Я отслюнил бумажки, а гем разделся. Абвер действительно был очень старый, колечки позеленели, поистерлись, под мышками были солидные прорехи: пот разъел латунь.
– А вонючка в глатце есть? – спросил я.
– Есть.
– Как его звать? – я отстегнул еще десятку.
– Карузо. При нем два столба. Не спрашивай ни о чем сам – они подойдут и спросят.
– Отлично, брат, – сказал я. – Ну, просто лучше не бывает.

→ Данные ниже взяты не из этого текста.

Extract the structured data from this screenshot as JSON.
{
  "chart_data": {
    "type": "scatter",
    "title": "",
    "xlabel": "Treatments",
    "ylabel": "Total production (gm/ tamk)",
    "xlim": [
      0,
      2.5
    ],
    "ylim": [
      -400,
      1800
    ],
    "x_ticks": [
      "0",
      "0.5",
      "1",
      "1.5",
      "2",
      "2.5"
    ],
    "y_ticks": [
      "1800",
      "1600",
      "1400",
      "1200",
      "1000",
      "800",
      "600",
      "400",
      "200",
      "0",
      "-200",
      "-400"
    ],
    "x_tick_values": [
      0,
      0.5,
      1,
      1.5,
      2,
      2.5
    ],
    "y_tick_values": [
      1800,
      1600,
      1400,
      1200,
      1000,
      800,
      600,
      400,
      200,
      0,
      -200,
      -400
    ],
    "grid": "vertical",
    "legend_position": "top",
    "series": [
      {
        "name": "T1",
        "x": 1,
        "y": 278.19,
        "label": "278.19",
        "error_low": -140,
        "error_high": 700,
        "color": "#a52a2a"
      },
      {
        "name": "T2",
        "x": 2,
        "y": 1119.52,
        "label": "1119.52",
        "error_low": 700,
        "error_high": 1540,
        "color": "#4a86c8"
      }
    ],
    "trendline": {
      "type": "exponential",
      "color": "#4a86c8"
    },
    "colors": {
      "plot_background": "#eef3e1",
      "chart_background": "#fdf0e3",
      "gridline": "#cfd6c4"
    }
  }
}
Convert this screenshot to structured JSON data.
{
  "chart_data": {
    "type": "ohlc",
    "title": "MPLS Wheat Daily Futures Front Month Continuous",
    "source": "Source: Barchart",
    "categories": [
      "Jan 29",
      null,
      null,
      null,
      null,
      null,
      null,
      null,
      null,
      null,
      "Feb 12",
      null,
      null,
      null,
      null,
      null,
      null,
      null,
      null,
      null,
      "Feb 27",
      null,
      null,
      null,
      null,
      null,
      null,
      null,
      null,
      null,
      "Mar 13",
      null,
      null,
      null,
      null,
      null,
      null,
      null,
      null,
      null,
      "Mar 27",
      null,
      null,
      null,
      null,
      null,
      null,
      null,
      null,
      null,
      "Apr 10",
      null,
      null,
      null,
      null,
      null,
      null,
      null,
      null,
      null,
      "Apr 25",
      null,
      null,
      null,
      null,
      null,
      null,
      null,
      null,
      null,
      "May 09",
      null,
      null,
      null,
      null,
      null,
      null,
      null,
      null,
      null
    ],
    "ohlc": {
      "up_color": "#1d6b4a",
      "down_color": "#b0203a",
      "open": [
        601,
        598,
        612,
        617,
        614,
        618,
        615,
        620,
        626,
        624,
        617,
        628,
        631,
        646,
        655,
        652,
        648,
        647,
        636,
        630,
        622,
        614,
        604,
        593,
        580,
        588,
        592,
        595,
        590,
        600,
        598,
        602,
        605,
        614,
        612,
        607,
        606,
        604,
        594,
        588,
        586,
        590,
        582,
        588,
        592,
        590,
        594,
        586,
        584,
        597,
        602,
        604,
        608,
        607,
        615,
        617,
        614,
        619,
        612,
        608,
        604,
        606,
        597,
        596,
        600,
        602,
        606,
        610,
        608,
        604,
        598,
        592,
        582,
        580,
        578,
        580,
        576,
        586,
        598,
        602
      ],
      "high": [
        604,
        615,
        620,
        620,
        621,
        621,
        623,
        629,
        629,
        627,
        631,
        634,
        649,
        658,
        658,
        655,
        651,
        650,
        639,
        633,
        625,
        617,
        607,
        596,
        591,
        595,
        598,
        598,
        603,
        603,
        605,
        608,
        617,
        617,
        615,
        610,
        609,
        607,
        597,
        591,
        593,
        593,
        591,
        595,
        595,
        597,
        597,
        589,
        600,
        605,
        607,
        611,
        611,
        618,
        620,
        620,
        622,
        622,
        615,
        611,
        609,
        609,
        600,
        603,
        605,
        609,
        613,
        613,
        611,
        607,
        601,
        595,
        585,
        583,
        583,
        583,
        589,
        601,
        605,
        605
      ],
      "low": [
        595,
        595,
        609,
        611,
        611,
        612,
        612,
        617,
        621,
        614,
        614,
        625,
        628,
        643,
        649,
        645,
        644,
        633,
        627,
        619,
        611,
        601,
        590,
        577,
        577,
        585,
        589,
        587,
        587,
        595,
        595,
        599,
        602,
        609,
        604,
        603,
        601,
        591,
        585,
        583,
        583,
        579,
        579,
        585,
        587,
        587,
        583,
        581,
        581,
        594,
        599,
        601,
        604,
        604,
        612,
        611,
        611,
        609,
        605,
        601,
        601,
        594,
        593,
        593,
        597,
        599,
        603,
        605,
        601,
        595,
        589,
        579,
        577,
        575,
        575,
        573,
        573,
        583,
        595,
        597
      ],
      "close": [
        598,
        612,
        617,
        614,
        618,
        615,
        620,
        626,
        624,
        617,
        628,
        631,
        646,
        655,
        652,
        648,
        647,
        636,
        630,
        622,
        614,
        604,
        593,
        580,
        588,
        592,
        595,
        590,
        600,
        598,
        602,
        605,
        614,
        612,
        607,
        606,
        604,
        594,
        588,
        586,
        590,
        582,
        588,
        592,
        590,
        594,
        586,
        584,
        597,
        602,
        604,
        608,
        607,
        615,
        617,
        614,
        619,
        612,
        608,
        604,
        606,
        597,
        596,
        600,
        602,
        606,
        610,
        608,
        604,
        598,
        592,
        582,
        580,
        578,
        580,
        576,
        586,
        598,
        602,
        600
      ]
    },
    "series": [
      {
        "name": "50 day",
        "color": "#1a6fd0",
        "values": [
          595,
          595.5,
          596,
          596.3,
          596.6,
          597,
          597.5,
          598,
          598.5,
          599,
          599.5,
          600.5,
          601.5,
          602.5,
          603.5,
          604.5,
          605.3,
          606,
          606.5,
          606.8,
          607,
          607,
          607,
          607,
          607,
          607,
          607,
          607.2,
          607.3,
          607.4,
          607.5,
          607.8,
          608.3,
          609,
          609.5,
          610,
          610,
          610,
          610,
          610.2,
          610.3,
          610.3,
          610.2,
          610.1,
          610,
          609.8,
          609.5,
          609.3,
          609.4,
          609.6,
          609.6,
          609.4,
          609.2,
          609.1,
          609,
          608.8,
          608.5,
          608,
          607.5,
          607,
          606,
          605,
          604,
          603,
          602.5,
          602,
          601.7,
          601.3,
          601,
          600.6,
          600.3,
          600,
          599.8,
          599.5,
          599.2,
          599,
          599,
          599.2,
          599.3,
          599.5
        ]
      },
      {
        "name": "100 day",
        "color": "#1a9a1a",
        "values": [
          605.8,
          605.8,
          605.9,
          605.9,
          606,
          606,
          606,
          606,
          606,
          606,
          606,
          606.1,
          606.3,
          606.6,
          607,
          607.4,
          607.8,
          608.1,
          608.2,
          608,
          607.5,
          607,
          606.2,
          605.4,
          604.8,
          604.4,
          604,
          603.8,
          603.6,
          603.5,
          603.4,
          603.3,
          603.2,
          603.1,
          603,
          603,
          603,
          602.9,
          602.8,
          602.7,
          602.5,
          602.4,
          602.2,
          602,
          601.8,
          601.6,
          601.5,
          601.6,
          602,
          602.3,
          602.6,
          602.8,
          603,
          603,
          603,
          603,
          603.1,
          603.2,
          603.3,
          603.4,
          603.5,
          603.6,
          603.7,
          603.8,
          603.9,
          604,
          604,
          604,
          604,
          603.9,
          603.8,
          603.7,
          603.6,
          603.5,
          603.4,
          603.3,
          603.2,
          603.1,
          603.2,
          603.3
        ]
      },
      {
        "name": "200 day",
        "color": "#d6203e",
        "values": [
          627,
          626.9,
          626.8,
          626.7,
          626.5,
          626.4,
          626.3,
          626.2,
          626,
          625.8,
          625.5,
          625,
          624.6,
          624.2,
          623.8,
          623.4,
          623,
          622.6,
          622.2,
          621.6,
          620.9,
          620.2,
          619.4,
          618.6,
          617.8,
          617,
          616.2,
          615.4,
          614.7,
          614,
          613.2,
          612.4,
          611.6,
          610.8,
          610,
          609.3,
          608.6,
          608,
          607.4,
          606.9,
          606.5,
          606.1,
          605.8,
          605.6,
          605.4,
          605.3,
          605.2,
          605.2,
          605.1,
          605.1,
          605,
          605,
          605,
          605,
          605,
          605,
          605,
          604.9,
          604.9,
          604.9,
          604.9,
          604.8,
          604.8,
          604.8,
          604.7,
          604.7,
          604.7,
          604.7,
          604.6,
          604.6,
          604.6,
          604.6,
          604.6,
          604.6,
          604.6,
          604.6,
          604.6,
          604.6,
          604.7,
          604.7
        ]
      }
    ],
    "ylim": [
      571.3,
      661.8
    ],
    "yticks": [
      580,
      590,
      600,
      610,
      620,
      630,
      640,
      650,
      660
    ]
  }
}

Я натянул абвер, ежась от кислого прикосновения металла. Рукава были пониже локтя, фартук впереди доходил до середины бедер, капюшон с тонкой вуалью закрывал лицо, оставляя только рот. Ладно, а прорехи под мышками мы заделаем... и все. Теперь эти кандидаты в потрошители меня могут бегать со своими пеленгаторами, пока не изойдут на пот и слезы.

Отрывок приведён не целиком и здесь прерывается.